The song was never released as a single to radio or digital platforms, but a lyric video was released to YouTube. The original demo of the song that Hicks presented to his manager was ultimately released, as Hicks felt that any attempt to re-record it would not match the energy they brought in the demo.

==Lyrical content==
"Stronger Beer" is a humorous cultural comparison, intended to show the differences between Canada and the United States. The song is sung from the perspective of a Canadian, and highlights direct contrasts between both countries such as popular brands of chocolate ("We eat Smarties, you eat M&M's") to well-known celebrities ("We got Bryan Adams, but hey you got Bruce Springsteen").

Hicks described the song as a representation of if "two drunk guys were sitting in a bar and one was from the states and one was from Canada, what would they be talking about? Maybe about stronger beer.”

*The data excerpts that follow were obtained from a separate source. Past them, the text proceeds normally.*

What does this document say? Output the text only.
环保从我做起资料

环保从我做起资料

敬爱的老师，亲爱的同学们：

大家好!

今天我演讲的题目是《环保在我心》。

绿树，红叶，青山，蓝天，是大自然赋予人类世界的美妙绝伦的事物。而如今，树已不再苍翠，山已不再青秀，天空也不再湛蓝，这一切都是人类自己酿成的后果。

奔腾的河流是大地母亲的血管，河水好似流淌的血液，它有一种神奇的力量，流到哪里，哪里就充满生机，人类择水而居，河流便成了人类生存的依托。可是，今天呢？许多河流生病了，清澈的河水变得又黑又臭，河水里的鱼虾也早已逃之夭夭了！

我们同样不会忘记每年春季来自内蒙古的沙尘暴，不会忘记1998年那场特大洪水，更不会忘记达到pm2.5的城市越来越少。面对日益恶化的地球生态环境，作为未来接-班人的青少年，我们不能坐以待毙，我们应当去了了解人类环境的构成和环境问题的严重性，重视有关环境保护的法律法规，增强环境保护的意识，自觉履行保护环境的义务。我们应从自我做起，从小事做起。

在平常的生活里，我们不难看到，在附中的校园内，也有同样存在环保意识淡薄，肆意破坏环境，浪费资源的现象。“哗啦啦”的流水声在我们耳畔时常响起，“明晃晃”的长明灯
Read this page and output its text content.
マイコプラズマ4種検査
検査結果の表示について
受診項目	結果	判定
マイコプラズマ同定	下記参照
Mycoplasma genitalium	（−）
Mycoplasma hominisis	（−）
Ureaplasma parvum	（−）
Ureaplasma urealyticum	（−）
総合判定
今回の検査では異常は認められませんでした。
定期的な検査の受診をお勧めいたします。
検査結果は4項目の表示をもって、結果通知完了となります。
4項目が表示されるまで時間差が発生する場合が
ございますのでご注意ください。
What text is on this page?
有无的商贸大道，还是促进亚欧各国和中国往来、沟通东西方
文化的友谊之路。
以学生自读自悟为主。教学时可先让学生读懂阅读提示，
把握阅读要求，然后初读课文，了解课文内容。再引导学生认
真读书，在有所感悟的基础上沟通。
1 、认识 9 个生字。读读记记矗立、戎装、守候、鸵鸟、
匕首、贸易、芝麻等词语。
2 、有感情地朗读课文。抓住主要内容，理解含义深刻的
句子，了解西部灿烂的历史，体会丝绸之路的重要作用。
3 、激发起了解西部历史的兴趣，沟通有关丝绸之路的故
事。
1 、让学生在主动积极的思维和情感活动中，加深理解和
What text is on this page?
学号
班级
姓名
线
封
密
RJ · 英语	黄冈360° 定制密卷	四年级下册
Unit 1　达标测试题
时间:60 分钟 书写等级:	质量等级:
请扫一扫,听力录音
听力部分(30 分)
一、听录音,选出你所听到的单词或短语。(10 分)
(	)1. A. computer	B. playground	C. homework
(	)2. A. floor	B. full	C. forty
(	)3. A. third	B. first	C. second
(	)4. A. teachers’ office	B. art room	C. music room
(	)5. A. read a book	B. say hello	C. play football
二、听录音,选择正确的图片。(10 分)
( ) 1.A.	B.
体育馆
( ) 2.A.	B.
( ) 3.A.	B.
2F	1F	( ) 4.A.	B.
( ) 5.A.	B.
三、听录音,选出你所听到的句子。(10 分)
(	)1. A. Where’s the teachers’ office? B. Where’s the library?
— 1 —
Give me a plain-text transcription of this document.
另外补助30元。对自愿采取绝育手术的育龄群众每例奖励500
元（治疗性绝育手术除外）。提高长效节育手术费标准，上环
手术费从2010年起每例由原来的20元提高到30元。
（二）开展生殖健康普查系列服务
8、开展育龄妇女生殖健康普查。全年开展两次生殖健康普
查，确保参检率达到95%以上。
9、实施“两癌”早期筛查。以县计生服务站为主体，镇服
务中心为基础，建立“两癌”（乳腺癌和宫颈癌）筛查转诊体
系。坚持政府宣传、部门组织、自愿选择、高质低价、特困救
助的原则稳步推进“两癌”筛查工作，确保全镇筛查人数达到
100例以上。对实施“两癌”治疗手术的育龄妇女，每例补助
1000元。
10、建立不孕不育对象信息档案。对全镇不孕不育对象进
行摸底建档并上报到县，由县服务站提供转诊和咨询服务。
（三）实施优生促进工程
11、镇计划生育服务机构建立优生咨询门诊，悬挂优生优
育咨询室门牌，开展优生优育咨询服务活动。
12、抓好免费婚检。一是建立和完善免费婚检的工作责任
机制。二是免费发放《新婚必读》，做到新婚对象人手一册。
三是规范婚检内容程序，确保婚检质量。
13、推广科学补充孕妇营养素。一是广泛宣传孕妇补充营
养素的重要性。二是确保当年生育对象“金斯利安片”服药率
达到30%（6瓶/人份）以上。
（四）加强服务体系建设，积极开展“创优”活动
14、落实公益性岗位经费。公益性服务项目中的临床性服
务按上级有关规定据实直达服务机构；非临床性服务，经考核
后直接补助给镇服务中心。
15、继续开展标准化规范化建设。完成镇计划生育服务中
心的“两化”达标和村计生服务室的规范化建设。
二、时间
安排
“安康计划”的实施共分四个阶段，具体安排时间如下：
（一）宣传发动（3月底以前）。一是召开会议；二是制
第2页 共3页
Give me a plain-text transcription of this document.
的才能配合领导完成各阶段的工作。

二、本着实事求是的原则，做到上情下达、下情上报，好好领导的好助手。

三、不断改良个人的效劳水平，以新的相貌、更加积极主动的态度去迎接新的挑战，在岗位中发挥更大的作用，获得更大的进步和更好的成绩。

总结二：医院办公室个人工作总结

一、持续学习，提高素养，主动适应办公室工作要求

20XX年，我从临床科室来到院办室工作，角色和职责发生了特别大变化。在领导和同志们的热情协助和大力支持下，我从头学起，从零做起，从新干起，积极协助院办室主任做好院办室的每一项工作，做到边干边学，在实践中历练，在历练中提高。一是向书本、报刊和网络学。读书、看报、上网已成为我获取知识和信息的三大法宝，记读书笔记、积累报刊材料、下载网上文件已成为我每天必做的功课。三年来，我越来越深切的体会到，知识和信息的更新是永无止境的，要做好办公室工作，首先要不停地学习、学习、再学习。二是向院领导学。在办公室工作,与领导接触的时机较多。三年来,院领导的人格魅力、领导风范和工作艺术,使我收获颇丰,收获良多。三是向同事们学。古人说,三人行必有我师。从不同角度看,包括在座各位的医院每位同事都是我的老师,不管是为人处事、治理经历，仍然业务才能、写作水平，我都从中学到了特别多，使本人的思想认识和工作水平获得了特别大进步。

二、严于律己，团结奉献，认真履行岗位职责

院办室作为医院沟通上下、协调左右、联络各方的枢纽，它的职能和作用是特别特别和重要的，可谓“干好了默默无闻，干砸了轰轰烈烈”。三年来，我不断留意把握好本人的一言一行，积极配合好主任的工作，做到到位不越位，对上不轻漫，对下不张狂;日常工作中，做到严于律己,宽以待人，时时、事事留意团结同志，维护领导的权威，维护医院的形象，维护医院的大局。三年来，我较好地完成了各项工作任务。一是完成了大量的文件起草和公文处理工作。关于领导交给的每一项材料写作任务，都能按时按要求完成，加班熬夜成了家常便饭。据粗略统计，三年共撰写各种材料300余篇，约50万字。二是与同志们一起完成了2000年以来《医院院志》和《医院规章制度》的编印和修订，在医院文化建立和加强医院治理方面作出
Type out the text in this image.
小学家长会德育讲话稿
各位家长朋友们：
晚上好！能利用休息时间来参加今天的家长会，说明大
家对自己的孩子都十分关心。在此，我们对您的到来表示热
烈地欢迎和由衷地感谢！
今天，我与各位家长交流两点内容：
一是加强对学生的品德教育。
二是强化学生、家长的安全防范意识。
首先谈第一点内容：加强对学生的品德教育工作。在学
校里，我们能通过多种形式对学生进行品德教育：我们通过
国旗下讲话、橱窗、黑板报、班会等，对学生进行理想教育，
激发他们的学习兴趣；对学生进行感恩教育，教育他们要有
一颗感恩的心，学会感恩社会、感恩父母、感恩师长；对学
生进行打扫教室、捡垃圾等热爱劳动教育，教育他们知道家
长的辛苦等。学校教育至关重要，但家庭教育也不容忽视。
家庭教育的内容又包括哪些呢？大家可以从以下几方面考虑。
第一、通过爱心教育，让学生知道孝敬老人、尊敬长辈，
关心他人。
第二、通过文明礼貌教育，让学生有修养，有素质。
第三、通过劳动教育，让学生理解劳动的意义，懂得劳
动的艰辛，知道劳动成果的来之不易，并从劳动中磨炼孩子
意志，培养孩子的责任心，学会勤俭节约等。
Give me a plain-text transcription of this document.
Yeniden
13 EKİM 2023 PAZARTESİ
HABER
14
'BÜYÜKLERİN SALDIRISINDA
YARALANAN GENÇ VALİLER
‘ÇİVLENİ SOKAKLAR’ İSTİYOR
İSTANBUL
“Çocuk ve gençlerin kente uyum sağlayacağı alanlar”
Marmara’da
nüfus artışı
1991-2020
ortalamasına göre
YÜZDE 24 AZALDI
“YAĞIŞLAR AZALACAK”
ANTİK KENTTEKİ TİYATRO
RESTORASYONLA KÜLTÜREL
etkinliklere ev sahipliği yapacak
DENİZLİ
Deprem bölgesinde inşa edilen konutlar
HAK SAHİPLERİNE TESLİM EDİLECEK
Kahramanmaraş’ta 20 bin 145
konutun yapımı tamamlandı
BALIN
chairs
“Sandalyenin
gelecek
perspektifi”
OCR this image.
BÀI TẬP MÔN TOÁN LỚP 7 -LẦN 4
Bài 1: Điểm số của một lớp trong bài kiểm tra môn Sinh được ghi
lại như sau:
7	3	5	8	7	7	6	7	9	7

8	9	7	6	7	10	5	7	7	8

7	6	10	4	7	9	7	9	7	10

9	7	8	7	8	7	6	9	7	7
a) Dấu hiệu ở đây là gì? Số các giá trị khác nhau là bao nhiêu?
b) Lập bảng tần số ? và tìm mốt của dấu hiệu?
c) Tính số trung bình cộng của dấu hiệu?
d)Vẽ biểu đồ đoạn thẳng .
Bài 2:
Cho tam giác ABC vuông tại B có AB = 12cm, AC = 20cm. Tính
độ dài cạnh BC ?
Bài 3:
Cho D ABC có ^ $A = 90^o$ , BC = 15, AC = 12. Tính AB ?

==Commercial performance==
Despite never having been released as a single, "Stronger Beer" has been certified Double Platinum by Music Canada.

==Music video==
The official lyric video for "Stronger Beer" premiered on YouTube on March 8, 2013. The video was created by graphic designer Mitch Nevins.

==Credits and personnel==
Credits adapted from Apple Music.

- Rob Blackledge — background vocals
- Nick Buda — drums
- Jeff Coplan — background vocals
- Tim Hicks — lead vocals, guitar

==Certifications==

| Region | Certification | Certified units/sales |
| Canada (Music Canada) | 2× Platinum | 160,000^{‡} |
^{‡} Sales+streaming figures based on certification alone.